激光雷达测距估计和三维语义分割对自动驾驶至关重要，自动驾驶最近取得了显著进展。然而，由于三维语义分割中不同语义类别的点不平衡，以及激光雷达里程估算中动态物体的影响，这些任务都具有挑战性，这增加了使用代表性/显著性地标作为参考点进行稳健特征学习的重要性。为了应对这些挑战，我们提出了一种显著性引导方法，利用注意力信息来提高激光雷达里程估算和语义分割模型的性能。与图像领域不同，由于缺乏注释训练数据，只有少数研究涉及点云突出信息。为了缓解这一问题，我们首先提出了一个通用框架，将显著性分布知识从彩色图像转移到点云，并以此为点云构建了一个伪显著性数据集（即 FordSaliency）。然后，我们采用基于点云的骨干技术，从伪锯齿标签中学习显著性分布，并在此基础上开发了我们提出的 SalLiDAR 模块。SalLiDAR 是一个以显著性为导向的三维语义分割模型，它整合了显著性信息以提高分割性能。最后，我们介绍了 SalLONet，这是一个自监督式的显著性引导激光雷达测距网络，它利用 SalLiDAR 的语义和显著性预测来实现更好的测距估计。我们在基准数据集上进行的大量实验表明，与现有方法相比，所提出的 SalLiDAR 和 SalLONet 模型达到了最先进的性能，突出了图像到激光雷达突出度知识转移的有效性。源代码可从 https://github.com/nevrez/SalLONet 获取。

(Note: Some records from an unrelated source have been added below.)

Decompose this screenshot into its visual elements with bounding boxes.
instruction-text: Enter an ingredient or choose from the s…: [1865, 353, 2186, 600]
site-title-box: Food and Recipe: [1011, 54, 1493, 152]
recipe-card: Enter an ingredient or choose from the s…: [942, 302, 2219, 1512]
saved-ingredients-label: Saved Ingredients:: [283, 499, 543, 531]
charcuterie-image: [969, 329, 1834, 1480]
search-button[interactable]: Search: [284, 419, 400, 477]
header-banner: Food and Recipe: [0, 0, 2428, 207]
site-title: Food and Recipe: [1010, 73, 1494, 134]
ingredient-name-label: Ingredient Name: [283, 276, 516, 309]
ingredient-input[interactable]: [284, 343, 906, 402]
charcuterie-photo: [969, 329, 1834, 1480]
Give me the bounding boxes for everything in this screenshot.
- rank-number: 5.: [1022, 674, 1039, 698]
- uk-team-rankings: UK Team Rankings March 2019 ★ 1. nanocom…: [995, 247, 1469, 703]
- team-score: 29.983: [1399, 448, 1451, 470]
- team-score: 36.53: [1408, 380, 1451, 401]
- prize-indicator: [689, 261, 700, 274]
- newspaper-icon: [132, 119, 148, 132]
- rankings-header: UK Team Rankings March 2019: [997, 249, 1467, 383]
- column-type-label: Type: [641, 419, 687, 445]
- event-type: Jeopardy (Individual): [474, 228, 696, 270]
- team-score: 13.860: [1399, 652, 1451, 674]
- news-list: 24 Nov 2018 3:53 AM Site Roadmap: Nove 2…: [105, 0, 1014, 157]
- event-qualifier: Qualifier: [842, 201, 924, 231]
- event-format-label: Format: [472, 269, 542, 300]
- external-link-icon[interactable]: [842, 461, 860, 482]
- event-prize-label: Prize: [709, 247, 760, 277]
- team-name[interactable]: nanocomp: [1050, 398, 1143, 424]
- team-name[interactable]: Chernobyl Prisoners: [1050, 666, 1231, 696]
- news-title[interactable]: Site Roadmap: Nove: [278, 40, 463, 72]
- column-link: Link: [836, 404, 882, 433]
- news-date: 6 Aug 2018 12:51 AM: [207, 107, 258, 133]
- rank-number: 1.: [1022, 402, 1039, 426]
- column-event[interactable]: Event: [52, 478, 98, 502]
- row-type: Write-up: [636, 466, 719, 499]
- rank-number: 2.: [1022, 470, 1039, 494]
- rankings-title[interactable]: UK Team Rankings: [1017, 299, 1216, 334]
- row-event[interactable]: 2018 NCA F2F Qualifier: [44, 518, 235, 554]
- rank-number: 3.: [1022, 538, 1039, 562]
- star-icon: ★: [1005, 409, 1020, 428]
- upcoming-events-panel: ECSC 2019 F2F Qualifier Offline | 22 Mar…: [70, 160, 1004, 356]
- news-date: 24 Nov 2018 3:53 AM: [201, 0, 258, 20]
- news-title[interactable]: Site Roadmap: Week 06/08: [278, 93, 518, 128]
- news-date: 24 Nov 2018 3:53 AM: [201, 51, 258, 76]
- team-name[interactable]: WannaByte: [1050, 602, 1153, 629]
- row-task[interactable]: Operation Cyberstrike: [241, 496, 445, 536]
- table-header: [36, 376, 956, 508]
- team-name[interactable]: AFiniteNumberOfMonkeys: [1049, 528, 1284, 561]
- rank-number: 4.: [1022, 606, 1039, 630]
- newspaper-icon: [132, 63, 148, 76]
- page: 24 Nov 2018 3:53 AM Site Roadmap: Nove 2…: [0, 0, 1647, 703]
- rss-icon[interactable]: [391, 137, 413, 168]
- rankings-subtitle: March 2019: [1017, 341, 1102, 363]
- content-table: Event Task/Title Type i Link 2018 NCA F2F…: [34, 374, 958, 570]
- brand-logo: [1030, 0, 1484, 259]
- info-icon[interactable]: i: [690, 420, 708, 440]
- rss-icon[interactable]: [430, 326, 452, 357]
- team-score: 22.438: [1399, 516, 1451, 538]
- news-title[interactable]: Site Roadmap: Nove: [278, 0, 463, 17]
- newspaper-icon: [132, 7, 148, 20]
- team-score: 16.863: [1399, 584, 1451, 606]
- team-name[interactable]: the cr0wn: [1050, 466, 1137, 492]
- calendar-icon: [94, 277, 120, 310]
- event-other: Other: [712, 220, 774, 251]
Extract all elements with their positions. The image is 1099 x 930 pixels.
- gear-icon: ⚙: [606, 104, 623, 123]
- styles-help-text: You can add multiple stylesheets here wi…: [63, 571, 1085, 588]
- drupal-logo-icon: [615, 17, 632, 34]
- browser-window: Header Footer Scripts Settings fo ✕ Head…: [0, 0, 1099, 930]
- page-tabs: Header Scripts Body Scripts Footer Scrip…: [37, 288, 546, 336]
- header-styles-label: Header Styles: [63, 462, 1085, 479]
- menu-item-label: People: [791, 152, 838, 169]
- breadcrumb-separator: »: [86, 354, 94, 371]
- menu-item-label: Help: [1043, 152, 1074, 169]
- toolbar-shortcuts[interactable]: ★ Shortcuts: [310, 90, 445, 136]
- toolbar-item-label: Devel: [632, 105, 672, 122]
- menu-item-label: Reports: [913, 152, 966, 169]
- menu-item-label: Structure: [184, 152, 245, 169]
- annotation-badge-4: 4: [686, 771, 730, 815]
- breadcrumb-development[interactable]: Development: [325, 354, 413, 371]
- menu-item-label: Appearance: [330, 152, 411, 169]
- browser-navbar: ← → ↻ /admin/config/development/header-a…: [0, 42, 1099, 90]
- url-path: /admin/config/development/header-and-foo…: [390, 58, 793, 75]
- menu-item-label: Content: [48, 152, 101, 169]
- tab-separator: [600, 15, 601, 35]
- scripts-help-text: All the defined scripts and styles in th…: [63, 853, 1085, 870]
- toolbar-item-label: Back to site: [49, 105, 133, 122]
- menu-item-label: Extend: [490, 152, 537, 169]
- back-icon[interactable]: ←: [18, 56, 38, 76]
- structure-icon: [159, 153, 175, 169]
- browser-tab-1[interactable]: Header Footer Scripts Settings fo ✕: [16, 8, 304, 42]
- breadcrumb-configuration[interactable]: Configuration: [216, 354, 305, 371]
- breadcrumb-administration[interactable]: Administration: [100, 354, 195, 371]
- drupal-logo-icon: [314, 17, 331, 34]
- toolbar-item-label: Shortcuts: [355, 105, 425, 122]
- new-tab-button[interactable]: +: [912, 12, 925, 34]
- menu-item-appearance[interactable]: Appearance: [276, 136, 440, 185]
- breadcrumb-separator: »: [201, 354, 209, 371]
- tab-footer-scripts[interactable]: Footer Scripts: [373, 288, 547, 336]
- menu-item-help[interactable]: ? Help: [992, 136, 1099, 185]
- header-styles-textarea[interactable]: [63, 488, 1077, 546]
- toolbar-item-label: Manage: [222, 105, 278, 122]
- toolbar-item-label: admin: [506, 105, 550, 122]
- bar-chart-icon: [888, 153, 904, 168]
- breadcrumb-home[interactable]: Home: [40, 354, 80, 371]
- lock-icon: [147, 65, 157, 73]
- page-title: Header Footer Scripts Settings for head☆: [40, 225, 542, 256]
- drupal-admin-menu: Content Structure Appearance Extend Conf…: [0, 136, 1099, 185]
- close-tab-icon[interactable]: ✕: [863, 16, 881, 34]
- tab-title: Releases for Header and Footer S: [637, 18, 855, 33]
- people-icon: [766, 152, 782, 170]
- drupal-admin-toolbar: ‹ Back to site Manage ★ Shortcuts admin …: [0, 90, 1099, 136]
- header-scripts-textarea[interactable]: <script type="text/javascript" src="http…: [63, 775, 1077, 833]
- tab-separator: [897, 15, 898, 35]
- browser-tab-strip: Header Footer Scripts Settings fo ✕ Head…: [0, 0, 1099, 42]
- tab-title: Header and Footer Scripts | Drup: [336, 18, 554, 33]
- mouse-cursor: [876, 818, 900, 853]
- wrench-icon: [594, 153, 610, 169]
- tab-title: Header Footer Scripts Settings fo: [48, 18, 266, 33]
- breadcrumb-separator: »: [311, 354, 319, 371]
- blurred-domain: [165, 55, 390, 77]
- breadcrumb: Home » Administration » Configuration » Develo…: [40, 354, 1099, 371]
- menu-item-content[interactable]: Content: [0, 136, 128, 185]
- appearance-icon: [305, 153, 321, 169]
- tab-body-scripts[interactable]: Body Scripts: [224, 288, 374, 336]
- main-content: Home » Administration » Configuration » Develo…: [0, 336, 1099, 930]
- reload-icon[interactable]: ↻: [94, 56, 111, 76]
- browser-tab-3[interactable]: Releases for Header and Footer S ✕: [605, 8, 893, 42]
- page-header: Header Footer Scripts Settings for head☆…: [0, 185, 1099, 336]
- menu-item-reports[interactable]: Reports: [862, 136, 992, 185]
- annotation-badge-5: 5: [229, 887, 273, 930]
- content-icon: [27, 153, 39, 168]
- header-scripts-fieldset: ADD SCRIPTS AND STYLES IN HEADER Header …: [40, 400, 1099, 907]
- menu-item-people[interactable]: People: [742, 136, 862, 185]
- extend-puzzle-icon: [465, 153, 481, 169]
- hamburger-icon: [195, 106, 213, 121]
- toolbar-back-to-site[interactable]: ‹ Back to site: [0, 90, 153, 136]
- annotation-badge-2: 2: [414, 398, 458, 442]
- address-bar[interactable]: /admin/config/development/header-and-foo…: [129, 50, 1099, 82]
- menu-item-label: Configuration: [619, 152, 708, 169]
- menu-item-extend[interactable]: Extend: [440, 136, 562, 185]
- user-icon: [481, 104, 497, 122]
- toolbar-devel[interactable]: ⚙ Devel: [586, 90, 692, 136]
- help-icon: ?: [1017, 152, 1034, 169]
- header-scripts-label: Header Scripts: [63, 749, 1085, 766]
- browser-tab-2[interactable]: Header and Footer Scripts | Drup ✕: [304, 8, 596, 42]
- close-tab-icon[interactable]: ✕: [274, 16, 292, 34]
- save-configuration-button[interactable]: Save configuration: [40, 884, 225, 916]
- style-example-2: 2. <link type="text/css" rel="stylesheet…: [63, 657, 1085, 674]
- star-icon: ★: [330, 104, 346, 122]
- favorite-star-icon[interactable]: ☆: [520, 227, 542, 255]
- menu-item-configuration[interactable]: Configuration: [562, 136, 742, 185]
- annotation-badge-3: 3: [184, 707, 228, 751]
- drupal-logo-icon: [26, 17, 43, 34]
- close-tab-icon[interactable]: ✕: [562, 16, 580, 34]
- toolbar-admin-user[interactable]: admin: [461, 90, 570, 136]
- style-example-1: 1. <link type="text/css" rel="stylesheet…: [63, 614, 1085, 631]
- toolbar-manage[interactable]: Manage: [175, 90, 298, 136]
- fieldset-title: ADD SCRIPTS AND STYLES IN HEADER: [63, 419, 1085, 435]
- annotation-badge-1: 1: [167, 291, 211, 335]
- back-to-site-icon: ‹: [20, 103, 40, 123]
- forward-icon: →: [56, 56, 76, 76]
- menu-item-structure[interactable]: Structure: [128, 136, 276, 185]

本文章由计算机程序翻译，如有差异，请以英文原文为准。

求助全文

约1分钟内获得全文求助全文

来源期刊

Multimedia Systems 工程技术-计算机：理论方法

CiteScore

5.40

自引率

7.70%

发文量

148

审稿时长

4.5 months

期刊介绍： This journal details innovative research ideas, emerging technologies, state-of-the-art methods and tools in all aspects of multimedia computing, communication, storage, and applications. It features theoretical, experimental, and survey articles.